While writing his memoirs several decades later, Thompson recalled Coxe’s physique and desire to master English rather than his sense of humor:
“I exchanged a Man ... weak for the hard labor of ascending the River, for a powerful well made Sandwich Islander, (whom we named Coxe, from his resemblance to a seaman of that name;) he spoke some english, and was anxious to acquire our language” (Thompson, Travels, iii, 281).
The Islanders were renowned for their dexterity in canoes, a skill that Coxe would have exercised as he and his new companions paddled upstream against the current. Taking a shortcut overland from the mouth of the Palouse River, he probably made his first acquaintance with travel on horseback as the Nor’Westers rode across the dusty landscape of the channeled scablands.
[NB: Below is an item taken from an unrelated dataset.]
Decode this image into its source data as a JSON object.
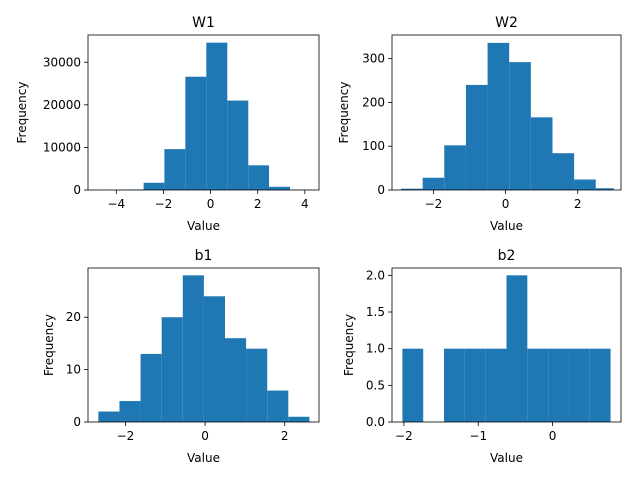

They rested at Spokane House for a few days before putting back into the Columbia at Kettle Falls for a quick roundtrip to the mouth of the Canoe River to pick up a shipment of trade goods coming across Athabasca Pass. Back at Spokane House by late October, Thompson prepared to move on to his post at Saleesh House in western Montana, but decided to leave his new crew member in the Spokane country under the tutelage of Jaco Finlay for the winter. “Left Coxe & Paul the Iroquois with Jacque Finlay” (Thompson, Notebook 27, November 11, 1811).
No records from Spokane House have been found from this period, and nothing is known of Coxe’s activities until the next spring (1812), when he found himself back in Thompson’s entourage, paddling upstream from Kettle Falls on another leg of an adventure that would lead him across the continent to Montreal, across the Atlantic to England, then on around the world.